Capítulo 44: O Maior Princípio do Mundo
À beira do caminho, as antigas árvores erguiam-se robustas e imponentes. Seus troncos estavam cobertos de geada e neve, como se fossem parte de um quadro de galhos de jade e flores de cristal. Jiang Shouzhong e Lu Renjia agachavam-se sob uma dessas árvores, saboreando batatas-doces ainda quentes enquanto observavam atentamente a casa de Zhao Wancang ao longe.
De vez em quando, Lu Renjia desviava o olhar para as mulheres que passavam, fitando com descaramento as regiões mais chamativas de seus corpos; então cutucava Jiang Shouzhong com o cotovelo e fazia caretas de insinuação, num comportamento bastante vulgar.
Envergonhado, Jiang Shouzhong afastou-se um pouco mais para o lado.
Inicialmente, pensavam em abordar Zhao Wancang diretamente, mas Jiang Shouzhong mudou de ideia de última hora, preferindo primeiro observar discretamente. Não apenas Zhao Wancang, mas também sua esposa estavam sob vigilância.
Com a boca cheia, Lu Renjia resmungou: “Em vez de ficarmos aqui espreitando, seria mais fácil ir logo perguntar.”
Jiang Shouzhong terminou com esforço a batata-doce comprada por Lu Renjia, apanhou um pouco de neve ainda não derretida para limpar as mãos e murmurou em voz baixa: “Não vale a pena assustar a presa antes da hora. Vamos observar mais um pouco. Se não descobrirmos nada, aí sim perguntamos.”
Jiang Shouzhong já havia pedido a Lao Liao que investigasse a família da esposa de Zhao Wancang. Quanto ao denunciante que jurava ter visto Zhao Wancang jogando um cadáver, Jiang também já o procurara – de fato, era alguém perturbado, com a mente desordenada.
Mas ser perturbado não significa, necessariamente, que nunca diga a verdade.
Naquele momento, Jiang Shouzhong já tinha em mente um fio condutor claro; só faltava comprovar suas suspeitas.
“A propósito, como ficou o caso de ontem? Estive na casa de Lao Zhang e sua esposa parecia estranha, como se estivesse evitando você”, perguntou Lu Renjia, desconfiado.

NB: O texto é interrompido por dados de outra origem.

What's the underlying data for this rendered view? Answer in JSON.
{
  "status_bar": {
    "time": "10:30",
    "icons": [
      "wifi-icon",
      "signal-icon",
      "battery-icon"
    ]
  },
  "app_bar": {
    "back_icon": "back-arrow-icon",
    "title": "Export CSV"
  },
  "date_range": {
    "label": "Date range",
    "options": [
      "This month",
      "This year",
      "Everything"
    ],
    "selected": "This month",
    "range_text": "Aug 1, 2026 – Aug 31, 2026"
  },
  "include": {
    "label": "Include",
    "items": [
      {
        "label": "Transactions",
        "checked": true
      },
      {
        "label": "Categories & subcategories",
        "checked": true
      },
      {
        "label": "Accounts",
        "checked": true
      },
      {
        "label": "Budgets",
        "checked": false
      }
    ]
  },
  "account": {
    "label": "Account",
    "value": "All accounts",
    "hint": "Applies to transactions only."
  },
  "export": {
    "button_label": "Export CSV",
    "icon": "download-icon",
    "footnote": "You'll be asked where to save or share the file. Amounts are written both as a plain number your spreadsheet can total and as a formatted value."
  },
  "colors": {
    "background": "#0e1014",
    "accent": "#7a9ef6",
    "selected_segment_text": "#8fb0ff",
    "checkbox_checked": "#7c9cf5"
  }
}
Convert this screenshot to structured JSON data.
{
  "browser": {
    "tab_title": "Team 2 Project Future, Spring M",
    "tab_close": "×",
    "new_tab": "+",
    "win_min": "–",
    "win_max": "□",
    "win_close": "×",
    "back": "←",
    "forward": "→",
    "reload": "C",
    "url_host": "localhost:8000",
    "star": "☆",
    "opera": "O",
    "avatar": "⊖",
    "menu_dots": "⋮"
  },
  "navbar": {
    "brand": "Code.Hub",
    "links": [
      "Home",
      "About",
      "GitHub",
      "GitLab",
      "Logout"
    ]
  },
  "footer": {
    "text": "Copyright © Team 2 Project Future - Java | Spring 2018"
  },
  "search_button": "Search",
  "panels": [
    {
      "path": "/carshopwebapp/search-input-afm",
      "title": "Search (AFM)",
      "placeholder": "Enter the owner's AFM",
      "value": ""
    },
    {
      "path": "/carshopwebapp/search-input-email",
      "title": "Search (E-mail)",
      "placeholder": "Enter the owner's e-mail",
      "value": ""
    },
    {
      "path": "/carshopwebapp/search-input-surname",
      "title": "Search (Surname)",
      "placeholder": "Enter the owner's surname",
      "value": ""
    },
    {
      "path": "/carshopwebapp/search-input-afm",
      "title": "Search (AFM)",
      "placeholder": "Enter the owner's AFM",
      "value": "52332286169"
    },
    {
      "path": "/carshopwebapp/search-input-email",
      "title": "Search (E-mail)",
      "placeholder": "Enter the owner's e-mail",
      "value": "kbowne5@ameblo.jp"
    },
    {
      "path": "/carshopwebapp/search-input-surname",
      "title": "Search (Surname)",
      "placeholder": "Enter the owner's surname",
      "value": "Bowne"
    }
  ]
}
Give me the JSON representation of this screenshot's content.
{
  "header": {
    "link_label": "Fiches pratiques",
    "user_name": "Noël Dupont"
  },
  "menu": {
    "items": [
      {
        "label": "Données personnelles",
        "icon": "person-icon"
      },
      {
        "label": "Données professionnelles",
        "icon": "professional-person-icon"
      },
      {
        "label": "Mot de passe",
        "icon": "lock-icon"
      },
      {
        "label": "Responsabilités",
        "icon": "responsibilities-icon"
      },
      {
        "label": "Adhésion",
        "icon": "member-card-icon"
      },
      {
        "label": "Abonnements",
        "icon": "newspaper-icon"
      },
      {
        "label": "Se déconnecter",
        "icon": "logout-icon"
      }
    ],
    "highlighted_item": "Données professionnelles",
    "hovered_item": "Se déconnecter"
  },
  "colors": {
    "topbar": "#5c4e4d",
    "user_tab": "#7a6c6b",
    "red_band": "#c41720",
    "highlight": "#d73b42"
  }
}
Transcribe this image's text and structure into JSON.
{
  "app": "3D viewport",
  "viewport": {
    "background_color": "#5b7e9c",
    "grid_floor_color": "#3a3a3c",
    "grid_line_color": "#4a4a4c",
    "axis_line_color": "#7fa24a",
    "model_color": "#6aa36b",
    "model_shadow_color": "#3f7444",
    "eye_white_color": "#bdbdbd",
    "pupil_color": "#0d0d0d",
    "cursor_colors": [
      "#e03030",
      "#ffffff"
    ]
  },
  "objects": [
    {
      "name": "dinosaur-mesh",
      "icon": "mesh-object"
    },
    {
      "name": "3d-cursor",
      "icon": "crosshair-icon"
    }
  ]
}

Absorvido em seus pensamentos, Jiang Shouzhong respondeu impaciente: “Por que se importa tanto? Pergunte você mesmo.”
“Se eu pudesse perguntar... Ih, veja, Zhao Wancang está saindo!”
Num sobressalto, Lu Renjia encolheu o pescoço e puxou Jiang Shouzhong para trás do tronco, tentando esconder-se melhor.
Jiang Shouzhong semicerrava os olhos, observando quem saía da casa do outro lado da rua.
Zhao Wancang parecia abatido. Despediu-se da esposa antes de sair do pátio, andando com passos apressados.
“Onde será que ele vai?”, estranhou Lu Renjia.
Após breve reflexão, Jiang Shouzhong murmurou: “Quando Lao Zhang chegar, fique aqui com ele e continue de olho na esposa de Zhao. Eu vou seguir Zhao Wancang.”
Lu Renjia concordou com um aceno: “Tome cuidado.”
Dando um tapinha no ombro do amigo, Jiang Shouzhong usou o tronco da árvore como cobertura e seguiu discretamente Zhao Wancang.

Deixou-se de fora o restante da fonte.